L’inscription se fait en ligne ou par courrier, avec les justificatifs correspondant à sa situation. Une fois inscrit, on peut réserver ses trajets par téléphone, sur le site ou via l’application. C’est une démarche à faire une seule fois, mais qui demande d’anticiper, ce qui reste le point le plus contraignant pour moi au quotidien.

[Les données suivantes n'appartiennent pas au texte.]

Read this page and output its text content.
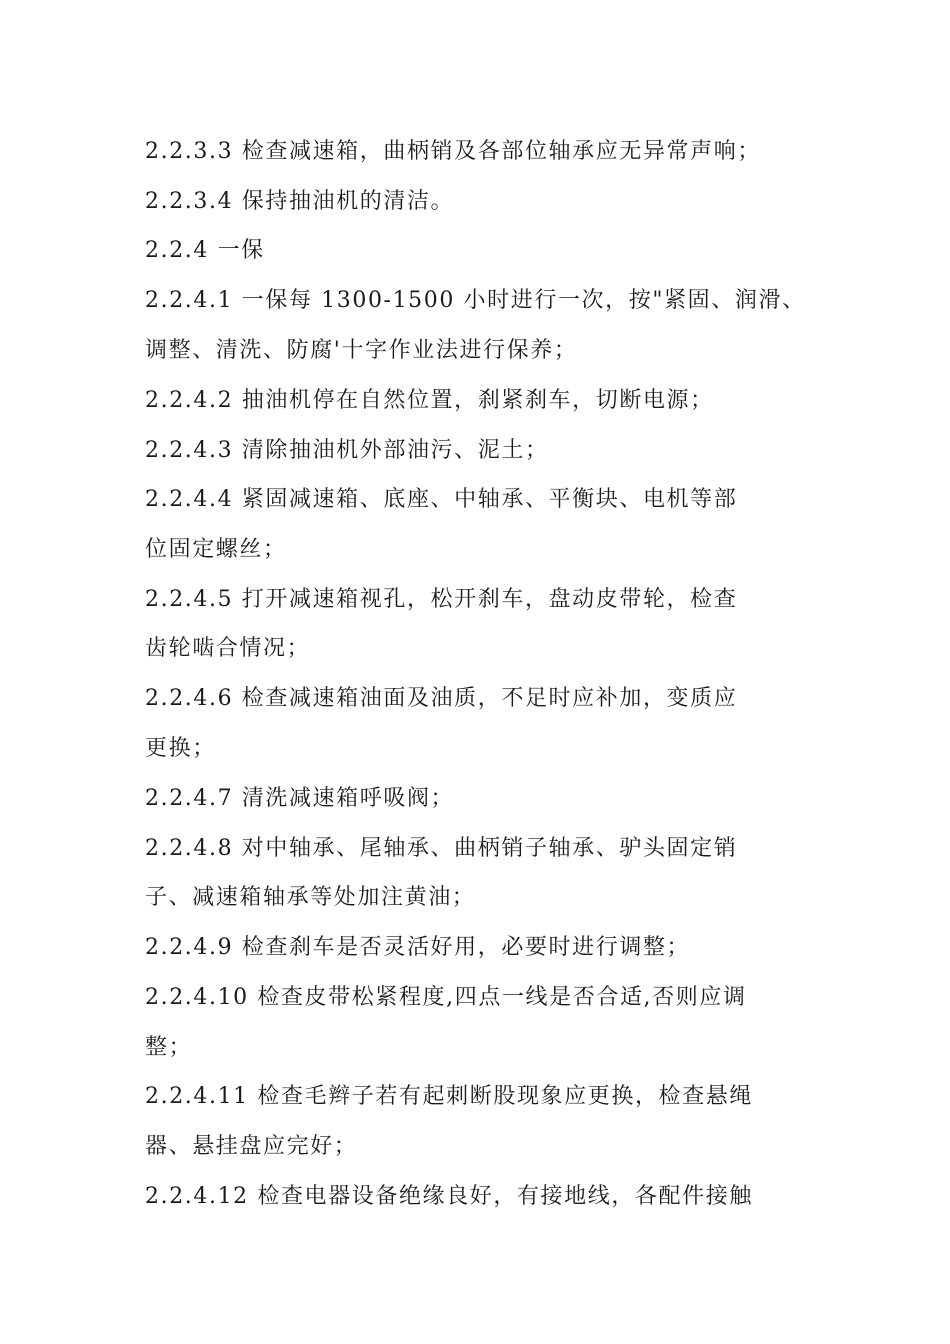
2.2.3.3 检查减速箱，曲柄销及各部位轴承应无异常声响；
2.2.3.4 保持抽油机的清洁。
2.2.4 一保
2.2.4.1 一保每 1300-1500 小时进行一次，按"紧固、润滑、
调整、清洗、防腐'十字作业法进行保养；
2.2.4.2 抽油机停在自然位置，刹紧刹车，切断电源；
2.2.4.3 清除抽油机外部油污、泥土；
2.2.4.4 紧固减速箱、底座、中轴承、平衡块、电机等部
位固定螺丝；
2.2.4.5 打开减速箱视孔，松开刹车，盘动皮带轮，检查
齿轮啮合情况；
2.2.4.6 检查减速箱油面及油质，不足时应补加，变质应
更换；
2.2.4.7 清洗减速箱呼吸阀；
2.2.4.8 对中轴承、尾轴承、曲柄销子轴承、驴头固定销
子、减速箱轴承等处加注黄油；
2.2.4.9 检查刹车是否灵活好用，必要时进行调整；
2.2.4.10 检查皮带松紧程度,四点一线是否合适,否则应调
整；
2.2.4.11 检查毛辫子若有起刺断股现象应更换，检查悬绳
器、悬挂盘应完好；
2.2.4.12 检查电器设备绝缘良好，有接地线，各配件接触
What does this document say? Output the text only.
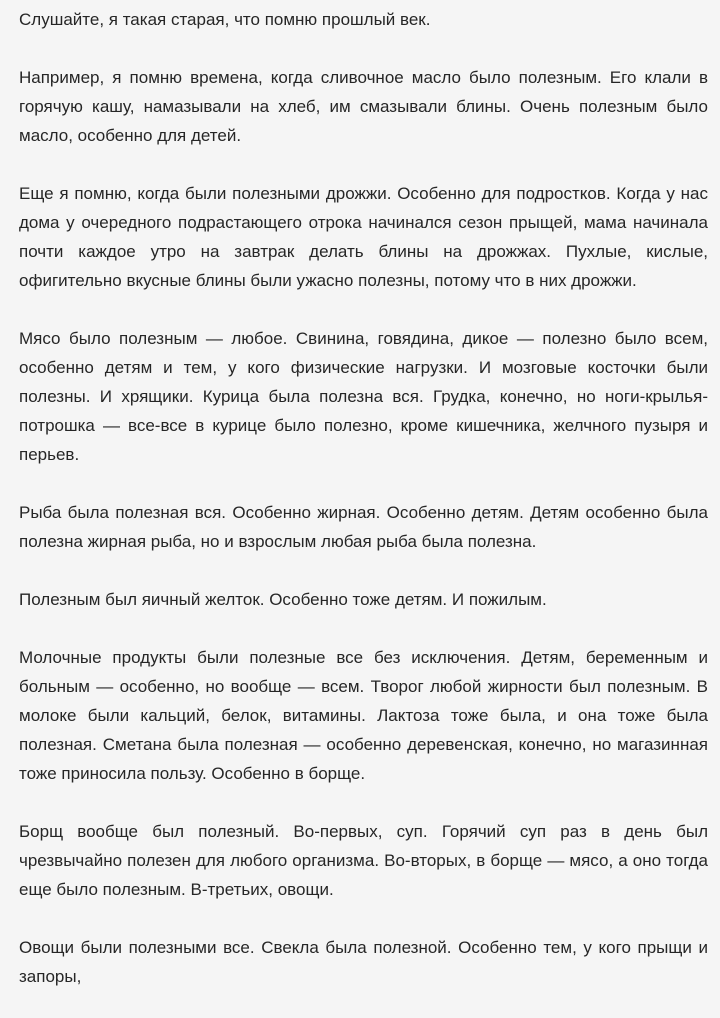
Слушайте, я такая старая, что помню прошлый век.

Например, я помню времена, когда сливочное масло было полезным. Его клали в горячую кашу, намазывали на хлеб, им смазывали блины. Очень полезным было масло, особенно для детей.

Еще я помню, когда были полезными дрожжи. Особенно для подростков. Когда у нас дома у очередного подрастающего отрока начинался сезон прыщей, мама начинала почти каждое утро на завтрак делать блины на дрожжах. Пухлые, кислые, офигительно вкусные блины были ужасно полезны, потому что в них дрожжи.

Мясо было полезным — любое. Свинина, говядина, дикое — полезно было всем, особенно детям и тем, у кого физические нагрузки. И мозговые косточки были полезны. И хрящики. Курица была полезна вся. Грудка, конечно, но ноги-крылья-потрошка — все-все в курице было полезно, кроме кишечника, желчного пузыря и перьев.

Рыба была полезная вся. Особенно жирная. Особенно детям. Детям особенно была полезна жирная рыба, но и взрослым любая рыба была полезна.

Полезным был яичный желток. Особенно тоже детям. И пожилым.

Молочные продукты были полезные все без исключения. Детям, беременным и больным — особенно, но вообще — всем. Творог любой жирности был полезным. В молоке были кальций, белок, витамины. Лактоза тоже была, и она тоже была полезная. Сметана была полезная — особенно деревенская, конечно, но магазинная тоже приносила пользу. Особенно в борще.

Борщ вообще был полезный. Во-первых, суп. Горячий суп раз в день был чрезвычайно полезен для любого организма. Во-вторых, в борще — мясо, а оно тогда еще было полезным. В-третьих, овощи.

Овощи были полезными все. Свекла была полезной. Особенно тем, у кого прыщи и запоры,
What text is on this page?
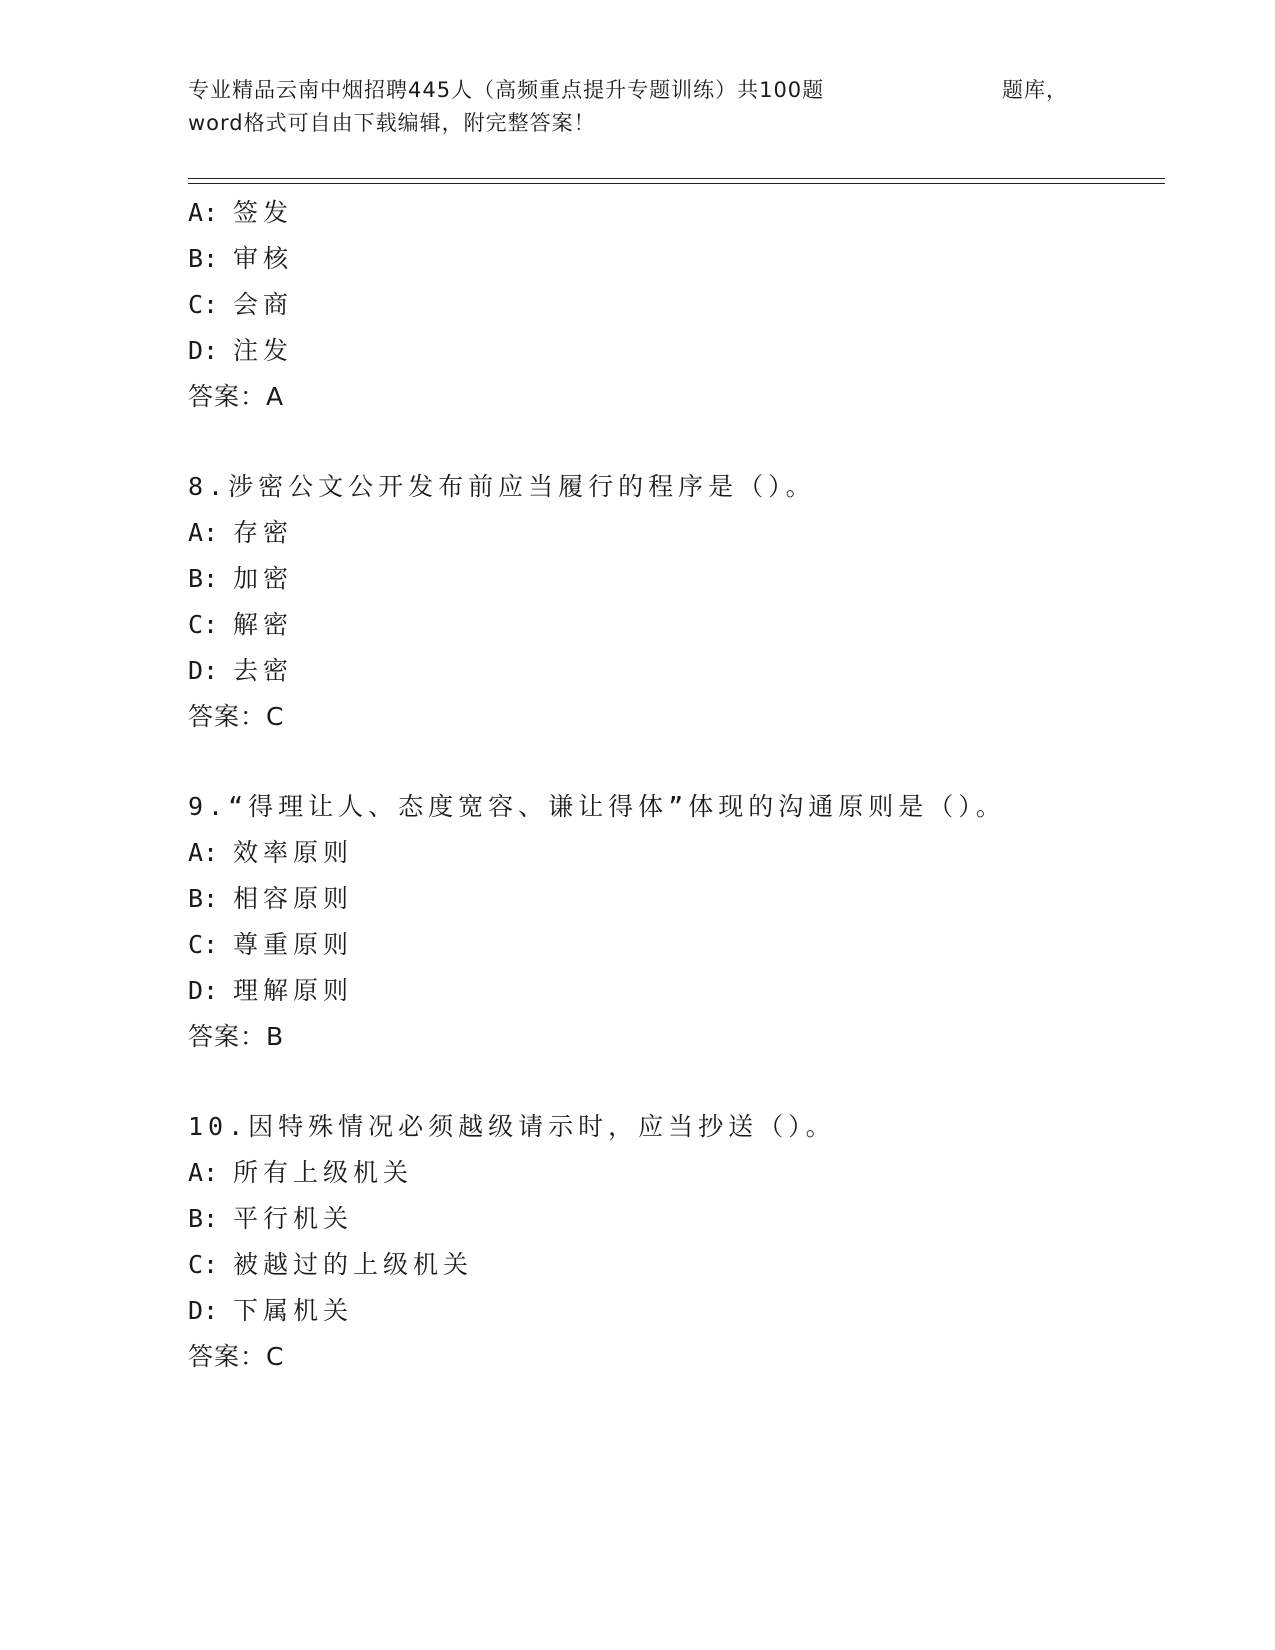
专业精品云南中烟招聘445人（高频重点提升专题训练）共100题	题库，
word格式可自由下载编辑，附完整答案！
A: 签发
B: 审核
C: 会商
D: 注发
答案：A
8.涉密公文公开发布前应当履行的程序是（）。
A: 存密
B: 加密
C: 解密
D: 去密
答案：C
9.“得理让人、态度宽容、谦让得体”体现的沟通原则是（）。
A: 效率原则
B: 相容原则
C: 尊重原则
D: 理解原则
答案：B
10.因特殊情况必须越级请示时，应当抄送（）。
A: 所有上级机关
B: 平行机关
C: 被越过的上级机关
D: 下属机关
答案：C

En pratique, je jongle donc entre ces différentes options selon mes besoins. Pam quand je peux anticiper, VTC quand je ne peux pas, et les trajets accompagnés pour mes déplacements domicile travail. Aucune solution n’est parfaite, mais ensemble elles couvrent à peu près tous mes besoins.

En résumé

Arrêter de conduire a été l’une des décisions les plus dures que j’ai eu à prendre. Pas parce que je ne voyais pas venir le problème, mais parce qu’accepter la réalité de sa propre vision demande du temps. Aujourd’hui, je compose avec différentes solutions de transport, aucune n’étant parfaite, mais toutes me permettent de garder une forme d’autonomie. Et j’espère sincèrement pouvoir reprendre le volant un jour, que ce soit grâce à une évolution de ma vision ou grâce aux progrès des véhicules autonomes.